While still at the Daily Worker, she met Max Schröder , the editor of The German-American, an anti-fascist German-language newspaper.[3] Schröder, originally from Lübeck had been a political refugee since 1933 on account of his Communist Party membership.[4] He was half a generation older than she. They were married in 1944,[1] but separated – as matters turned out only temporarily – in November 1946, when Schröder returned to Berlin where he took a senior editorship with the Berlin publishing house, Aufbau-Verlag.[3]
Early in 1947 Edith Anderson resolved to join her husband, but the postwar political situation made this difficult. As a Jewish woman proposing to emigrate to a country where millions of Jews had recently been murdered for being Jewish in the Holocaust, she found herself swimming against the tide – not for the first time, nor the indeed the last. Her parents were against the idea and even left-wing friends were taken aback by her stated intention to move to Berlin help construct an anti-fascist Germany.[3] During the Allied occupation of Germany, non-German civilians were not permitted to enter occupied Berlin. A New York senator arranged a personal interview for Anderson with the "head of the passport division of the State Department in Washington" in order that she might plead her case, but the official was unbending: "Certainly not .... [we would have to] chase the Russians out of Berlin" [first]. Advised that US consular officials in Europe might not be fully signed up to the official attitudes that she had encountered at home, she applied at a New York passport bureau for a passport to be used for a summer vacation to Paris, sold her piano, and purchased a ticket for the transatlantic crossing.[4] She arrived in Paris in August 1947. Even in Europe, organising a visa for Berlin proved far from simple, and her stay in Paris lasted several months: she had time to befriend several expatriate intellectuals including the Afro-American writer Richard Wright who was in the process of acquiring French citizenship for himself.[3]
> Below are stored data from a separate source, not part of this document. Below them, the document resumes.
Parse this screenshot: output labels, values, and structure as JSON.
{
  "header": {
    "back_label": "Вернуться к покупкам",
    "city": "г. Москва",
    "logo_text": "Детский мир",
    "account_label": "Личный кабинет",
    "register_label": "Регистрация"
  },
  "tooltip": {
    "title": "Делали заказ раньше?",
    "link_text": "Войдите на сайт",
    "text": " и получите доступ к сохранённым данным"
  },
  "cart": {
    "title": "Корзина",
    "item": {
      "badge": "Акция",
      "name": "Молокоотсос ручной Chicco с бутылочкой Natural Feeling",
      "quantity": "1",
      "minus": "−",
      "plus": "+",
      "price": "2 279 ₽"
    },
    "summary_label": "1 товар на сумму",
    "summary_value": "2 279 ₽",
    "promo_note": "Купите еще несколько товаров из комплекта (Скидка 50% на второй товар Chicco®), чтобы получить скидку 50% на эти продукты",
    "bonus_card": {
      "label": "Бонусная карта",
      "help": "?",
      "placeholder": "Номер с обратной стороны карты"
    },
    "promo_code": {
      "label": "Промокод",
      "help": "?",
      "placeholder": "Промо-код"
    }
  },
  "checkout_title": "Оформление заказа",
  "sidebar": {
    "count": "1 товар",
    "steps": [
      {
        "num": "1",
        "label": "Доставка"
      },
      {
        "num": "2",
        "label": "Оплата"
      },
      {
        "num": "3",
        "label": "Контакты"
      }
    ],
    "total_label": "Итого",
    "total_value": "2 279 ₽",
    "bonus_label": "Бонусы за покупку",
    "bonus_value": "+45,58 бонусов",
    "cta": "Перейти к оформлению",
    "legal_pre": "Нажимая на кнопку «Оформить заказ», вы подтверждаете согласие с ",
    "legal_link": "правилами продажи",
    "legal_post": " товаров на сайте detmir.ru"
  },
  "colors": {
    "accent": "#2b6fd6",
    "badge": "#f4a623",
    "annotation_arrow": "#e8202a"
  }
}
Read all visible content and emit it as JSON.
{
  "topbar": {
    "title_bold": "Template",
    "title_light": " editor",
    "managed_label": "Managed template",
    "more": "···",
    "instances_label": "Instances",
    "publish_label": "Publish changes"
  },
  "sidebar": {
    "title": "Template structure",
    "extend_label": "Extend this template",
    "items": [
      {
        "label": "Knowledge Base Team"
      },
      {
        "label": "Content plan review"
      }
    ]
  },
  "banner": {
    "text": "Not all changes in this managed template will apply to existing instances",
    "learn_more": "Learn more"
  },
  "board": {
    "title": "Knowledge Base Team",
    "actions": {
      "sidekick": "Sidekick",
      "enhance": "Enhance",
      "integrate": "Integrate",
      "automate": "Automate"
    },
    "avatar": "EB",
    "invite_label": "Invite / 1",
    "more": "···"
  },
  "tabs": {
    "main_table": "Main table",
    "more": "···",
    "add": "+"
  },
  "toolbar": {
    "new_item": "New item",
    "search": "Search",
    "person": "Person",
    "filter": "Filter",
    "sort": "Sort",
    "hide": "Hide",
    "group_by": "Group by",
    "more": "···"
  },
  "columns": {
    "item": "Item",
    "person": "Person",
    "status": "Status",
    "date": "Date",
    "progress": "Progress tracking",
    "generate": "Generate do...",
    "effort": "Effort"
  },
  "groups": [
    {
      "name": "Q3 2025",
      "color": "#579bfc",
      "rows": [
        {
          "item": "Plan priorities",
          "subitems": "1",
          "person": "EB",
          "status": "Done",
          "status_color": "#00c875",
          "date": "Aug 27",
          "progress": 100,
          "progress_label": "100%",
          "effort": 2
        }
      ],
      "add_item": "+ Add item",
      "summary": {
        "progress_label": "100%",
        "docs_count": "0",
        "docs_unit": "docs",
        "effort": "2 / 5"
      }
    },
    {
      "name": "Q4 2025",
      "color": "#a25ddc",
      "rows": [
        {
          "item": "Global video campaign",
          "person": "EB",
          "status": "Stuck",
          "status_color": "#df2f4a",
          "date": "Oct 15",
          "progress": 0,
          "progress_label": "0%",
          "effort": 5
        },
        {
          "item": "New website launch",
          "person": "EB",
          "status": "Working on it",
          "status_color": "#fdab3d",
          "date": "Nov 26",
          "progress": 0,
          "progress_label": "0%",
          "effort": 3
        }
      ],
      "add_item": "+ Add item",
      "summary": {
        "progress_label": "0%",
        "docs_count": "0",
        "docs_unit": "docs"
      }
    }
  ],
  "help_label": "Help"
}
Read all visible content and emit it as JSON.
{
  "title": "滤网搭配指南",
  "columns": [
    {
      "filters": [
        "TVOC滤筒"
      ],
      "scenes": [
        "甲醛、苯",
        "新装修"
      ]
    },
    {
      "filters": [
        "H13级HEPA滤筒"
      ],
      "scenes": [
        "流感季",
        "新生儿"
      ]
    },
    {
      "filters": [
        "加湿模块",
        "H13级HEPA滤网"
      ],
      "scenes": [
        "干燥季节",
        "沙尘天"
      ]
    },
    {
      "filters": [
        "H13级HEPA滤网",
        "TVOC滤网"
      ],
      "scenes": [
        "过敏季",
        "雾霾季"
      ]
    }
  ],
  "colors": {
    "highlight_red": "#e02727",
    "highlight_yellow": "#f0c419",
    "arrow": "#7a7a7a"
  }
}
On 25 December 1947 she was reunited with Max Schröder in Berlin.[1][3] Their daughter, Cornelia, was born in November 1948, and Edith set about a combined career as a writer and mother. One of her first published works appeared in 1949 under the title "Loretta".[5] It dealt with a young Jewish woman experiencing antisemitism in New York, and of her identity problems arising from it. Max Schröder translated "Loretta" into German and it appeared in the briefly resurrected newspaper "Ost und West", where it was described as "the contribution of a progressive author who wanted to contribute to the development of a united anti-fascist Germany".[3]
Under arrangements agreed between the leaders of the victorious powers Berlin was divided into military occupation zones at the end of the war. After the Berlin Blockade of 1948/49 the political division implicit in this arrangement began to look permanent. For several more years citizens could pass freely between the eastern section of the city, in the Soviet occupation zone, and the western sectors, but the trend was nevertheless one whereby the political divisions were being matched and becoming reinforced by socio-economic and physical divisions. Since 1947 the Schröders had lived in a part of Berlin that had found itself in what was becoming known as West Berlin, but in 1951 they relocated to Grünau,[1] a city quarter in the Soviet sector where the authorities had constructed a residential development intended for members of the Marxist intelligentsia.[3] Max Schröder was already a well-connected member of a Marxist intellectual elite, through the many contacts he had made as a Communist political journalist exiled in New York and, more recently, as a leading Berlin publisher. Their network of friends included the dramatist Bertolt Brecht and the brothers Gerhart and Hanns Eisler. They struck up a particular friendship with Georg Knepler and his English-born wife, Florence.[3]
On homesicknessWhen I left New York for Germany I felt on the whole cheerful - because I felt optimistically that it was one world, that Germany was really very near home and that the separation was [a] purely technical and financial matter.
I did not anticipate that it would be the political situation that would cut me off from America, that if I went home I would be unable to leave again, my passport would be confiscated and that for all I know I might go to jail or [face] some framed up charge.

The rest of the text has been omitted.